On the walk home from the bus stop I feel so empty. She was a part of me, now there's a gap, waiting for someone to fix it.  I doubt it could ever be filled. No one sat next to me on the bus. I guess they were scared of triggering me by taking "her seat". It's better that way though, I want to be alone. I walk through the door and go immediately to my room, not being able to face anyone right now. As soon as I shut the door behind me, I dissolved into tears. I should've seen it sooner, it's my fault. I could've saved her. She would've listened to me. But could've and should've wont bring her back, nothing will. The enormity of her death settles around me. I will never hear her laugh again, never see her smile. She's never going to touch me again, or sing to me when I'm sad. Who's going to tell me that it's alright? Who can I trust now that she's gone? I want something to hold close, a connection to her. I want to know how she felt in her last moments. Was she thinking of me? Was her death instant? Did she hang there for a while? Did she regret doing it? Is she happy wherever she is now? One question keeps coming back to me though, why? I try to remember the last conversation we had; something about Black Butler? She seemed totally fine then. What happened to make her feel this way? What could happen to make her take her life? A tear slips from my eye as I realize that maybe I didn't know her as well as I thought. She was my best friend, yet I'm as clueless as everyone else. And now I'll never know why, because she's dead. I try to comfort myself as I mentally go over everything I do know about her. 

1. She loved bands and anime. . . a lot 

2. Her favorite bands were Bring Me The Horizon, My Chemical Romance, and Twenty One Pilots 

4. She was a Christian

5. She was kind and caring. She would put other peoples happiness above her own 

6. She was majorly emo 

7. She had inky black hair with deep blue highlights, caramel-colored skin, and emerald green eyes   

As the details of Echo and her life come back to me, I'm strangely comforted.

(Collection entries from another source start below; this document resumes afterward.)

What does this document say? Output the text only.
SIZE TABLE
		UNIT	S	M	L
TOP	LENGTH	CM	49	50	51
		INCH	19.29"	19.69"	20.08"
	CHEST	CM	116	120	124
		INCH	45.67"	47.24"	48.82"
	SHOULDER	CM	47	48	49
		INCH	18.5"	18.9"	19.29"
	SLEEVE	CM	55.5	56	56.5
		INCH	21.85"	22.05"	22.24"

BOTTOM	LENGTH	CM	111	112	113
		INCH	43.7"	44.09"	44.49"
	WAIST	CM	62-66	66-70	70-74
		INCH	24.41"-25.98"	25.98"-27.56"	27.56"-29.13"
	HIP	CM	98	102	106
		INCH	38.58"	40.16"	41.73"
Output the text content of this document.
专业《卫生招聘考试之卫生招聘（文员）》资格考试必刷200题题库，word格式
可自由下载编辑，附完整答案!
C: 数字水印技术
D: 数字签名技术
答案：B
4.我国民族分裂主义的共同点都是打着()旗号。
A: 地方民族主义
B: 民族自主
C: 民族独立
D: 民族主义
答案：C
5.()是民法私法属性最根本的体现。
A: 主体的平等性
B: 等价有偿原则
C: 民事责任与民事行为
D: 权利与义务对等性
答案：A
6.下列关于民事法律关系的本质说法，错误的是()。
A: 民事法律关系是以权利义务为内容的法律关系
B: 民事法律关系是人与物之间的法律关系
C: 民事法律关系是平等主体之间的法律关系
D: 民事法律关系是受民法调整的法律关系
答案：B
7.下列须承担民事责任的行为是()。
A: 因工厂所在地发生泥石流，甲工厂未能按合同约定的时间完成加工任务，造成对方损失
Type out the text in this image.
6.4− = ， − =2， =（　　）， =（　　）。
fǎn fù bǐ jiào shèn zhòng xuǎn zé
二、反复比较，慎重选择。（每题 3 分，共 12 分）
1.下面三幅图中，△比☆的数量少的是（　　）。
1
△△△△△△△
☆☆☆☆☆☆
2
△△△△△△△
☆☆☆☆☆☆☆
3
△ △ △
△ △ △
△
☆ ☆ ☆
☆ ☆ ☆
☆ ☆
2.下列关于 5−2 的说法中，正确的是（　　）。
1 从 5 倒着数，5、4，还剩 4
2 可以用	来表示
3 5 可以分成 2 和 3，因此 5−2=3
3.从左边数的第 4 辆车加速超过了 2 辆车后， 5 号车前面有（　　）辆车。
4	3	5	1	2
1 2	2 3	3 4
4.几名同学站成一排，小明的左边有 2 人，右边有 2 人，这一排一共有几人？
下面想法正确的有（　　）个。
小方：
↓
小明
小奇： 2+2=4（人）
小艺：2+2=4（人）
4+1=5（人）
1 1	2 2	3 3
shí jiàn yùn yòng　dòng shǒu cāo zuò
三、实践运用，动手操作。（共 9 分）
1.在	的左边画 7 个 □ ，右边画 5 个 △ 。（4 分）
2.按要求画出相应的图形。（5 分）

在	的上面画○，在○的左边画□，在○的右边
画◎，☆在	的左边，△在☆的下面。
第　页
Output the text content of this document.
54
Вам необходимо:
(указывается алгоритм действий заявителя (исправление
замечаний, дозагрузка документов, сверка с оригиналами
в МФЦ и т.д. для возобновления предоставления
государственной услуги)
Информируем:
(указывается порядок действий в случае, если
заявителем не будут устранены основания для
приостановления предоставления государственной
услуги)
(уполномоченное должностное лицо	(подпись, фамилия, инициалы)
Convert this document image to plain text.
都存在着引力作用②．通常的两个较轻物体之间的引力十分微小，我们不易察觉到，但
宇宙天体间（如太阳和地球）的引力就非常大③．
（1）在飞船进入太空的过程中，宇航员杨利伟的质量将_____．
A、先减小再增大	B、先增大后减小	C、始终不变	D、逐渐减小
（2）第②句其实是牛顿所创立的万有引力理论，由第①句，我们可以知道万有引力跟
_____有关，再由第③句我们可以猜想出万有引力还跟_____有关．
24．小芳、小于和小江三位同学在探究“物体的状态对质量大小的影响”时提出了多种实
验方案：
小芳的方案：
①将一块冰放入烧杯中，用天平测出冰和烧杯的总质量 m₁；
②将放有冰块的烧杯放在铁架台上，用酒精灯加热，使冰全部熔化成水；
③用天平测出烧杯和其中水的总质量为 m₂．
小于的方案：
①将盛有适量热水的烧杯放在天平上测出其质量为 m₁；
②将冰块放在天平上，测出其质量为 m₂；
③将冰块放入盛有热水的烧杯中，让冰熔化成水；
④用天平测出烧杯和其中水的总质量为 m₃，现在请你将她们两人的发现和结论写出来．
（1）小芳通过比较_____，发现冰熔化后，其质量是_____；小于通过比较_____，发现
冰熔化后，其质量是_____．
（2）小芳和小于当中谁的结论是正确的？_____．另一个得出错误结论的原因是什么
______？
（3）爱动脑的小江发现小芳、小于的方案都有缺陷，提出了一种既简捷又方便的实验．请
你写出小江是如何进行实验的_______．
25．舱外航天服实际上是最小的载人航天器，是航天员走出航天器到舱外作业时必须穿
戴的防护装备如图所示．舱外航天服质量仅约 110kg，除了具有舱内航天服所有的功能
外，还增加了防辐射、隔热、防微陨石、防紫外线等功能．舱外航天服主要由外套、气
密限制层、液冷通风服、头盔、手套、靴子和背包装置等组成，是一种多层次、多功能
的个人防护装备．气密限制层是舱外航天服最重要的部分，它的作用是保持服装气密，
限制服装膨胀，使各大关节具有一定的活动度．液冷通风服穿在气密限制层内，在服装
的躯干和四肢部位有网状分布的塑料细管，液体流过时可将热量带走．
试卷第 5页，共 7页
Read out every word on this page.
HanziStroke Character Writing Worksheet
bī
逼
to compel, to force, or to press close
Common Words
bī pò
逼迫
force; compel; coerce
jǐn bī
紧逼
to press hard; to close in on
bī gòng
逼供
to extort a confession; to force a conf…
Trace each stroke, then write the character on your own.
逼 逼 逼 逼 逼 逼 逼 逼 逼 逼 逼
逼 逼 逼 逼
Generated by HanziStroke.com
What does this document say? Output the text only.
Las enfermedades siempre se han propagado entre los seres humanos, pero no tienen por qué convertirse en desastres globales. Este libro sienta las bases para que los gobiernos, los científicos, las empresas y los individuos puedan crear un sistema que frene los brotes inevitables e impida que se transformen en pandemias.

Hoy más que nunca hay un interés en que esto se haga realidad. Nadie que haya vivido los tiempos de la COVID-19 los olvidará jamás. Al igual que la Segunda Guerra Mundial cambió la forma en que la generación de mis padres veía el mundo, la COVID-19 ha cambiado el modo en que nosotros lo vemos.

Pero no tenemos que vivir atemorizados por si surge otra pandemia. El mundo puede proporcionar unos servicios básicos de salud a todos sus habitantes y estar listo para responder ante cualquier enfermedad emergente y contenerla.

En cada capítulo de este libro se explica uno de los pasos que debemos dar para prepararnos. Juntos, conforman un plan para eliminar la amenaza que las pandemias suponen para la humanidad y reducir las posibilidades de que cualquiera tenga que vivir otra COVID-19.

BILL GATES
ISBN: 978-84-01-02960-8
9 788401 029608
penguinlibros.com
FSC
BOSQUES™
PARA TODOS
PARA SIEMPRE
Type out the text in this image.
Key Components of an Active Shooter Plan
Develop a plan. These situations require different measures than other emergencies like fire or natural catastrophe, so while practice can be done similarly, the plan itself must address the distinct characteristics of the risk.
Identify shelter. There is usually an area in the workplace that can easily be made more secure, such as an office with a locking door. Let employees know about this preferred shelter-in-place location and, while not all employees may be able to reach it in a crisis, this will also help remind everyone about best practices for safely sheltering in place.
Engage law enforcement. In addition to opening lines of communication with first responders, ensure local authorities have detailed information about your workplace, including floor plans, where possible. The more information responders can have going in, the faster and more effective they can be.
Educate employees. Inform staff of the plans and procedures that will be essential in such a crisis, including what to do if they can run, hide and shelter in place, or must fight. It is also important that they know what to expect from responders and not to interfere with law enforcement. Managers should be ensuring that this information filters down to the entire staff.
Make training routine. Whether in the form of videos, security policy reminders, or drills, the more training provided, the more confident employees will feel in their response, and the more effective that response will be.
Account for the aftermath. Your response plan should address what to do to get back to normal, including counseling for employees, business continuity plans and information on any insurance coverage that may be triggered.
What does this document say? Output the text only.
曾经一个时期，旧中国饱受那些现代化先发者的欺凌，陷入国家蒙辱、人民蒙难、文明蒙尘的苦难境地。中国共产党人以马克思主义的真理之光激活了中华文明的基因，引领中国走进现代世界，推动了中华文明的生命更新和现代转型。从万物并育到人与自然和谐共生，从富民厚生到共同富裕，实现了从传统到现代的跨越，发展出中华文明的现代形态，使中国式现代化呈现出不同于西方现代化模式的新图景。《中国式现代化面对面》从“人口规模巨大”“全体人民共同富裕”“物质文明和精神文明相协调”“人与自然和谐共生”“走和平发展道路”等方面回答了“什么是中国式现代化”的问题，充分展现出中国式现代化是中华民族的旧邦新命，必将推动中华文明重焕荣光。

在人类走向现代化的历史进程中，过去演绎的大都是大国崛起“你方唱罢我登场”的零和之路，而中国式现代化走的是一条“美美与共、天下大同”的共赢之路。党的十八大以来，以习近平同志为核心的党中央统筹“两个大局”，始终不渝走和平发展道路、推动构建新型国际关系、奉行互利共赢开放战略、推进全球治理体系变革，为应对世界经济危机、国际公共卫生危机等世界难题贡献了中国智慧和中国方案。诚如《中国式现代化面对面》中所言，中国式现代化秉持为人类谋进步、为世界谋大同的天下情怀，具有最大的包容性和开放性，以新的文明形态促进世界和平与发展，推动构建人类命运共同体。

She may have died young, but at least she made a difference in the world, which is something some people can go through 80 years of life without doing. I hope that one day I can look back at her life and smile, but right now I miss her so bad. I'd give anything just to see her one last time. Suddenly I feel something cold on my cheek, but when I turn nothing's there. Could it be Echo? No, that's crazy. . .right? The temperature drops and the room becomes a giant icicle. 

"E-echo?" I stammer, half afraid, half hoping she'll respond. I feel one last cool touch, and then everything returns to normal. I secretly smile, completely convinced that she's watching over me from beyond the grave. Even in death she's making me smile.